Durcissement du ton au Burkina Faso : les libertés fondamentales en question

L’interpellation de l’imam Mohamed Ishaq Kindo, figure marquante du courant sunnite, à la veille de la Tabaski, a provoqué une vive émotion au Burkina Faso. Bien que les motifs officiels de cette arrestation demeurent inconnus, la Fédération des associations islamiques a rapidement réagi en prônant la retenue et le respect des institutions républicaines.

Selon des récits recueillis sur place, l’arrestation s’est déroulée un mardi après-midi, menée par des agents des forces de l’ordre cagoulés. L’intervention a donné lieu à des confrontations avec des fidèles, entraînant plusieurs blessés au sein de la foule qui tentait de s’opposer à l’enlèvement du prédicateur.

Mocou 2025 | Vladimir Poutine rencontre Ibrahim Traoré à l'occasion du 80e anniversaire de la victoire, le 10 mai 2025

Un contexte législatif sous haute tension

Cette situation s’inscrit dans un climat déjà électrique, exacerbé par un projet de loi encadrant les pratiques religieuses. Si le texte affiche une volonté de renforcer la laïcité et de réguler les lieux de culte au sein de l’administration publique, il rencontre une forte opposition de la part de diverses organisations musulmanes qui en réclament l’annulation pure et simple. Peu avant son interpellation, l’imam Kindo avait d’ailleurs diffusé un message audio invitant les dirigeants à mesurer la portée et les conséquences de leurs décisions politiques.

Ce climat de répression ne semble pas se limiter à un seul individu. En mars dernier, l’imam Mahmoud Barro avait déjà été porté disparu après avoir exprimé publiquement ses réserves sur ce même texte législatif. À Ouagadougou, les mouvements de soutien sont systématiquement réprimés, comme en témoigne l’usage de gaz lacrymogènes lors des récents rassemblements de protestation.

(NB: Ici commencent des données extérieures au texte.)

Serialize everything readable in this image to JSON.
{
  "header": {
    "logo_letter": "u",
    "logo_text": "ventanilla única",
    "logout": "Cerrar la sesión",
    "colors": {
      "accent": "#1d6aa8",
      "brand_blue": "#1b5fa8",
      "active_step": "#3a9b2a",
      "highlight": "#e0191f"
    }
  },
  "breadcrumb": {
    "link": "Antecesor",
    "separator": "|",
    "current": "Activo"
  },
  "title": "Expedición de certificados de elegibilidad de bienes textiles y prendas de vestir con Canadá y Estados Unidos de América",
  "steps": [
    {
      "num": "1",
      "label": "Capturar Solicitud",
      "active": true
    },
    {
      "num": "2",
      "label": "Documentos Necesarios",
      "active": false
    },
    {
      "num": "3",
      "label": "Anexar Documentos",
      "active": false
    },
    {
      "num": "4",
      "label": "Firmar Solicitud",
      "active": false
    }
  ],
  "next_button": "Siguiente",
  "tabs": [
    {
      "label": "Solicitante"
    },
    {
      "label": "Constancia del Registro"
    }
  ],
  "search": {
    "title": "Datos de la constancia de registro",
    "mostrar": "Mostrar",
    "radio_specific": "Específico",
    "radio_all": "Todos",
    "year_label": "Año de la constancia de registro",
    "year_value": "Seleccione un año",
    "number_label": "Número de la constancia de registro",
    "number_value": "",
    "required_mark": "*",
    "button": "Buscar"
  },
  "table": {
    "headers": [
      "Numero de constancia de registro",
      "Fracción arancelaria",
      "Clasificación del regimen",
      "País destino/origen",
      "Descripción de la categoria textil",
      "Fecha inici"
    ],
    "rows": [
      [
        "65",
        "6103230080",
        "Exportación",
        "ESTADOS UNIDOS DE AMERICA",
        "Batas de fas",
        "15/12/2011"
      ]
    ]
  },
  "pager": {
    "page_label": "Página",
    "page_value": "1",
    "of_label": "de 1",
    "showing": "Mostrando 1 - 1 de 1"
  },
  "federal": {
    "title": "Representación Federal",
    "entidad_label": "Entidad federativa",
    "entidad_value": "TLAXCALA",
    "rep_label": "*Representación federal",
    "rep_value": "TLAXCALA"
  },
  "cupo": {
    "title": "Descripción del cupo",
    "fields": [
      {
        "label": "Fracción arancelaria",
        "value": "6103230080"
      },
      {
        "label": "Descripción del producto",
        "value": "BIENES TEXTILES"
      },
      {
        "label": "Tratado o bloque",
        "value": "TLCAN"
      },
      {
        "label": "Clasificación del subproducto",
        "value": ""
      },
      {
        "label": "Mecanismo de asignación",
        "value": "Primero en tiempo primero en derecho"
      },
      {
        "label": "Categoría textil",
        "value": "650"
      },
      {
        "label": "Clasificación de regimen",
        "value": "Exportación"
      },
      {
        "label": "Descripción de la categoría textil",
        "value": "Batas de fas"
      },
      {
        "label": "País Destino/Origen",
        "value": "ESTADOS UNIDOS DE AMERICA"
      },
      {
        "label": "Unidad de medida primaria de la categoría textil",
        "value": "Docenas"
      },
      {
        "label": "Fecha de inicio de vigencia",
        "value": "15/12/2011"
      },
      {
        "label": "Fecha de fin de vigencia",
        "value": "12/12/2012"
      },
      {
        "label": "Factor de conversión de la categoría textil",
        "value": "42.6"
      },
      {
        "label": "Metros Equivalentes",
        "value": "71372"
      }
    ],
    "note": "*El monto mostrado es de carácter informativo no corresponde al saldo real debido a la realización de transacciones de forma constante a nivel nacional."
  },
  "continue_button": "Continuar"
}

La société civile et les étudiants ciblés

Le secteur éducatif n’est pas épargné par ce durcissement. L’Union générale des étudiants burkinabè (Ugeb) a été frappée d’une suspension de trois mois pour « apologie du terrorisme ». Cette sanction fait suite à une prise de position de l’organisation dénonçant ce qu’elle qualifie d’inefficacité des mesures sécuritaires face à la menace persistante et aux promesses non tenues du pouvoir en place.

L’organisation Human Rights Watch s’est insurgée contre cette mesure, rappelant que l’Ugeb est un acteur historique de la justice sociale au Burkina Faso depuis 1960. L’organisation internationale exhorte les autorités à lever ces sanctions et à cesser d’étouffer les voix dissidentes. Elle souligne que la répression estudiantine ne saurait résoudre les défis de gouvernance et l’insurrection qui frappe le pays.

Aujourd’hui, une atmosphère de méfiance s’installe durablement dans le pays. Le travail d’information devient périlleux, les témoins craignant des représailles s’ils s’expriment publiquement. Pourtant, malgré cette pression, la résilience et la contestation continuent de s’exprimer dans l’intimité et sur les réseaux sociaux, témoignant de la détermination du peuple africain à préserver sa dignité dans cette actualité panafricaine tourmentée.